The future will be a 80% of the population will have zero marginal value in a robot/AI economy. They will spend their days in Virtual Reality play getting a welfare check from the gov’t every month.
If there are any jobs left, the Mexicans will get them.
Your arms hangin' limp at your sides
Your legs got nothin' to do
Some machine's doin' that for you
Sorry, Orchard, I try to do my business with humans. I can appreciate that you want to cut costs by eliminating sales personnel. Good for you! Too bad you’ll never see me again as a customer....
How long till robots replace all politicians and govt employees?
"Zzzzt. Human! Get me a cup of bytes."
"Yes sir, Mr Roboto!"
And the really cool part is you never have to take out your wallet because your cards are scanned the second you walk into the store.
Is there a rule that says robots can’t look like Scarlett Johanssen?

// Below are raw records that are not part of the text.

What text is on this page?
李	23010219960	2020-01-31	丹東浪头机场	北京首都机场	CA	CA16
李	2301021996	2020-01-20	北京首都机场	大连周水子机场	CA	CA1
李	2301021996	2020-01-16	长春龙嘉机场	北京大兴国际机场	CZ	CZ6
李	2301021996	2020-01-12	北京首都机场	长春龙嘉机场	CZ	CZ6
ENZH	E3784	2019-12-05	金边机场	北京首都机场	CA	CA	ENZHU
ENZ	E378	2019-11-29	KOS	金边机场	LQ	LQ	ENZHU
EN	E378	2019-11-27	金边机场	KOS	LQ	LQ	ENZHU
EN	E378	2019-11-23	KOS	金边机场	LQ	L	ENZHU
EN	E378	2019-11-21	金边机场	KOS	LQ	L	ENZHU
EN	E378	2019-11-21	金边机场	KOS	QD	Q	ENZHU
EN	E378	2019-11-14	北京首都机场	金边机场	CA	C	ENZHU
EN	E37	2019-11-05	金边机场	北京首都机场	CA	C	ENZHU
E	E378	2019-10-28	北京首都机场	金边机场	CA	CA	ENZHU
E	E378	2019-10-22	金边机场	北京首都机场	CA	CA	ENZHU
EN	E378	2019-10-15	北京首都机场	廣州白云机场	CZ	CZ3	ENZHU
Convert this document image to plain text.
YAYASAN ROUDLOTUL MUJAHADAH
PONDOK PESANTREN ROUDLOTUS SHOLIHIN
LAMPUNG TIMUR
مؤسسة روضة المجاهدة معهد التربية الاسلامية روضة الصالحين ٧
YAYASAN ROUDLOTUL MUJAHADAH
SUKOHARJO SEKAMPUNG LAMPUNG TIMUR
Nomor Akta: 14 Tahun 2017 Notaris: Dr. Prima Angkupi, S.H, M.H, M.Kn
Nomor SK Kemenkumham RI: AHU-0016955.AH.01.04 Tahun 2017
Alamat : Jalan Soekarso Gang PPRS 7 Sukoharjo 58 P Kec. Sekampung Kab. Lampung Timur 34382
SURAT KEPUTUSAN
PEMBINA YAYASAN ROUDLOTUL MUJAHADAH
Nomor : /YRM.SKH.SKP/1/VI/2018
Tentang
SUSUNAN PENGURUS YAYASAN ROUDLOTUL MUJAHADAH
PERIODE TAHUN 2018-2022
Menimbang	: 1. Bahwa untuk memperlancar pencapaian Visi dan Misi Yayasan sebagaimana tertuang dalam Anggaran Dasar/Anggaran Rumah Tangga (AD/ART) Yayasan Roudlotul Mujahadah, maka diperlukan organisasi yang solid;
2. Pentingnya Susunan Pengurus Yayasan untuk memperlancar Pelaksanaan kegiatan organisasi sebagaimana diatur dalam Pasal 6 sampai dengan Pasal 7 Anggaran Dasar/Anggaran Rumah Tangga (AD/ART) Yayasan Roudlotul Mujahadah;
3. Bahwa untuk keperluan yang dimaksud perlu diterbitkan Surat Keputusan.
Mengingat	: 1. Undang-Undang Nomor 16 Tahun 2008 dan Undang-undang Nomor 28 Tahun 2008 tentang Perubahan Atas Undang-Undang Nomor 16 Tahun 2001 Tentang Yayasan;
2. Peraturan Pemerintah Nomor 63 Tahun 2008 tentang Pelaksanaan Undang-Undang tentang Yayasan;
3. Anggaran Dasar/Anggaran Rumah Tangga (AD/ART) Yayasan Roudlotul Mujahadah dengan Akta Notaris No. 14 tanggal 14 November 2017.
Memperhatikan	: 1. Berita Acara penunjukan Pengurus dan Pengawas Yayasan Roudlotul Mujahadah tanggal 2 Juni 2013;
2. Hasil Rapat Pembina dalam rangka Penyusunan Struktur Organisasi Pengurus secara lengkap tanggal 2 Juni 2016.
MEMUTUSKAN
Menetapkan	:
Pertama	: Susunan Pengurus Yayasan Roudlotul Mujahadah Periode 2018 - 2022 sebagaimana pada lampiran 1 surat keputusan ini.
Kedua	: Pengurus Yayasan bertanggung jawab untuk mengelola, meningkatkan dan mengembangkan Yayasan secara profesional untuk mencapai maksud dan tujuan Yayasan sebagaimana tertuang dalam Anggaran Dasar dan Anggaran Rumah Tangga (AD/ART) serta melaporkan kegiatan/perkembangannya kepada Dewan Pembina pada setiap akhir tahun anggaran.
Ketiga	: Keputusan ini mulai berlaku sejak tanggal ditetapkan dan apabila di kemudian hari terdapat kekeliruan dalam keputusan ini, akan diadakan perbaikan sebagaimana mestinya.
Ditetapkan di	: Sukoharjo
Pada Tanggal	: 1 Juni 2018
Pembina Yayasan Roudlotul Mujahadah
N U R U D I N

HA! And what does it do if you ask it to get something off the top shelf? Call Michelle Obama?
Isn’t the death spiral in a Depression essentially that A) business is bad, so they lay off workers B) laid of workers have less money to spend, so business gets worse and then we go back to A) and so on and so on.
This being the opposite of Henry Ford paying his workers MORE than the prevailing wage for industrial workers... so that they would be able to buy cars...
Yet we have Americans laid off in manufacturing and IT because of globalism and outsourcing to China and India, and people act surprised that the economy can’t recover and think that socialism is the cure?
Lets take the last major area of employment and turn that over to robots. What can possibly go wrong?
Yes, it is a somewhat scary proposition, but if I can be free from the incessant repetitive annoying retail mantra, “Hi How are you”...I will consider it a net positive.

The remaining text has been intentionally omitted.